If you’re just starting your story, keep in mind what would make you want to keep reading after the first paragraph or page if you were the reader. “Clean, straightforward prose, in the style of your genre, is vital,” Ellison shares. “If you’re writing a thriller, you start with a scene that establishes a question. (And at the end of that book, you must answer that question.) In a mystery, what is missing, what are the stakes? If it’s a romance, what’s the conflict? And whatever you do, don’t interrupt the forward progress of the story to tell the reader the backstory. A good storyteller captures the imagination of the reader immediately and uses action and reaction to tell the story as the book progresses.” 1
But what about point of view? How to you want to present your story to your readers?
“POV is tough,” Ellison notes, “every writer is different. If you try a few different styles in [short stories], you’ll find the voice you’re comfortable with for a full-length novel.
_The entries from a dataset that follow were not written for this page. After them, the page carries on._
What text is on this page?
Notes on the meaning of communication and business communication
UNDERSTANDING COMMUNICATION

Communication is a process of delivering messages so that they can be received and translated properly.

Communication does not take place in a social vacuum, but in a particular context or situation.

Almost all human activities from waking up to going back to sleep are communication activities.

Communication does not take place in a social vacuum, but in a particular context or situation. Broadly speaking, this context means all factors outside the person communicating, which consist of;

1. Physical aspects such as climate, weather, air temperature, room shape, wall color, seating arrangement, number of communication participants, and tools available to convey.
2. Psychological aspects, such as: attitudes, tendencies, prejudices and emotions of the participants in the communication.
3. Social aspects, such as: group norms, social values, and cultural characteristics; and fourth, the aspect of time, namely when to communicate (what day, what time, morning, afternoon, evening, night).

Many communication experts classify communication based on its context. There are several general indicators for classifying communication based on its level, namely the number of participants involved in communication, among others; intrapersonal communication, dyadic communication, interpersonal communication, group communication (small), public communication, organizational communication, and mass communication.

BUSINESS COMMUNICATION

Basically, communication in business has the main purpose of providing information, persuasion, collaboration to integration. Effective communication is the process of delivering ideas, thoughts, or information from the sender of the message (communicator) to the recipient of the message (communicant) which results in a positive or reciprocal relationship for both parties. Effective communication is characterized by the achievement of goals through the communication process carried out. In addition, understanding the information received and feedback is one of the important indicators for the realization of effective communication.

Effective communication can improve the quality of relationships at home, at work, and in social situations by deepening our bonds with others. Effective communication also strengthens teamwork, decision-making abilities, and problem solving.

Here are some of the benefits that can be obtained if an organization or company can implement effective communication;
And once you decide on a point of view, stick to it. Head hopping, switching from first to third, [and] writing in present tense are all minefields for less-experienced writers. I’d suggest writing multiple short stories in every point of view, trying omniscient, close third, first person, and seeing what the story needs and what you’re most comfortable doing. Remember, each story has its own requirements for POV. Something written in first person might not work, but switch it to close third, and voila-magic.” 1
As you’re developing your story, consider the main conflict(s). Who is (or are) the main protagonist(s)? What is he/she/they going through? Why should we care? Go through and answer these questions if you haven’t already, and you’re off to an excellent start.
How do you know when you’re done? “Once you’ve answered the question you established in Chapter 1, the story is finished,” Ellison says. “There is a natural rhythm to a story. Some call it the Hero’s Journey, some break the story into three acts, some follow a ‘beginning, middle, end’ structure, some just know when the story is done. It takes practice. Reading and deconstructing the books you like is a great way to figure out their innate rhythm.” 1
Write first, and leave everything else until after you’ve gotten everything written. Then you can go back through and make sure you’ve found a viable, believable solution to every problem you’ve set out in your story, as well as making sure everything is smooth with your “plants,” spelling, grammar and syntax, and everything falls in place within a reasonable timeframe. Then you’ve written a memorable story. 1
Embrace your writer’s side, and let the words of your imagination run free.
- Bashman, Janice Gable. (Date unknown). In Rachel Randall (Ed.) 2015 Novel and Short Story Writer’s Market (pp. 36-40). Cincinnati, Ohio: Writer’s Digest Books, 2014.